Sense and Sensibility is the first published novel by Jane Austen. A few months ago I read Austen’s juvenilia and I am endeavoring to read through Austen’s work in order of publication. I’ve read all of her published novels before so this is at least my second time reading this novel and, to be honest, I’d pretty much forgotten just about everything. I knew that there would be a happy ending which means, when one is reading a romance novel, marriage.
It’s typically this novel and Pride and Prejudice that make one feel “if you’ve read one Jane Austen novel you’ve read them all” for there are many of the same qualities. Two sisters who love one another dearly are left without a promising inheritance and, therefor, must make a good marriage or be (perish the thought) spinsters. Elinor exemplifies sense, rarely reacting to anything or anyone, maintaining an equilibrium throughout. When overcome with emotion, she withdraws for a while until she is once again able to compose herself. Her sister, Marianne, on the other hand, is highly responsive, driven by her emotions and her emotional ideals. Both sisters make ideal matches that complement their innate natures and presumably live happily ever after.
And that should be that, right? I mean, what more can one say about an Austen novel?

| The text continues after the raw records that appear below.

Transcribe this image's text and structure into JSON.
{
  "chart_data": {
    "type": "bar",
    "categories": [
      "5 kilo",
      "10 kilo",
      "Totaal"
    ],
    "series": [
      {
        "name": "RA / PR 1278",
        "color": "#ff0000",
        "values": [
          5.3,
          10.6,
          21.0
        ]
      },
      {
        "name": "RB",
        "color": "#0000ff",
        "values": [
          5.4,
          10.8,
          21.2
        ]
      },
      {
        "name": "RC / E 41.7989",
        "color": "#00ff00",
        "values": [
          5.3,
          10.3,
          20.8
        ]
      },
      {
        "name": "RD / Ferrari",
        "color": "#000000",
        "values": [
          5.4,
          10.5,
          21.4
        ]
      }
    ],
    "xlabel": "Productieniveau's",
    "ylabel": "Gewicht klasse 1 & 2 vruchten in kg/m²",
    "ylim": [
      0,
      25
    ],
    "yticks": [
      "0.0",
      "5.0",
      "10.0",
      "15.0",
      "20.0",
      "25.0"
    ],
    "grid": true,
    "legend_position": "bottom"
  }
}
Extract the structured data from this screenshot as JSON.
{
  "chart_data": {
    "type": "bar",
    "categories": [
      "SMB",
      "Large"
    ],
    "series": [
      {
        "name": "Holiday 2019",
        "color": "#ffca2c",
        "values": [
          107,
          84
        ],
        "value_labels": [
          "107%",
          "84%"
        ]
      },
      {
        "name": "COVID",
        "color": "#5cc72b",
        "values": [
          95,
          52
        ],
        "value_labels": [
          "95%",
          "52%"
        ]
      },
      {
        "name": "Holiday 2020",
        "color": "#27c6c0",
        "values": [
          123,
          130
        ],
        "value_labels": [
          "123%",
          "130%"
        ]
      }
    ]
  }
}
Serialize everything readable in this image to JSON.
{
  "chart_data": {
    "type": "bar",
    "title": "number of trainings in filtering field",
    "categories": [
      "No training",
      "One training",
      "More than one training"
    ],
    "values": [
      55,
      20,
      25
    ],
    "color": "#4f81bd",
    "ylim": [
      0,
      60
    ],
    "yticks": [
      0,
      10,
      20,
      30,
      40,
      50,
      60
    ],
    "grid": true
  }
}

There is a curious sexual politics that I noticed this time upon reading the novel. Austen seems to be promoting the sort of absence of passion that has often been used to belittle and denigrate women as “the weaker sex.” Bearing in mind that women were often (mis)treated for hysteria simply because they expressed their sensibilities, that the idea of “sensibility” itself implies a compassion or empathy, an intuitive, albeit emotional, responsiveness, it is interesting to ponder whether Austen was necessarily decrying the natural emotions or not. After all, Marianne, of the two sisters, makes the more profitable match. However, Austen is quoted as saying that Marianne would come to realize the error of her ways and it is not her sensibility that leads her to happiness so much as her plain good sense. (I wish I could cite the quote. Unfortunately, it is something I read in passing ages ago and now I cannot recall where. If you can tell me the book and page, I’d be grateful.)
I suppose I’m just trying to find something interesting to say about this novel because, really, one doesn’t turn to Austen in search of feminist themes and, no matter how I twist and turn the text, it is merely a romance. But in light of my typical distaste for romance novels, I still find myself delighted whenever I read Jane Austen.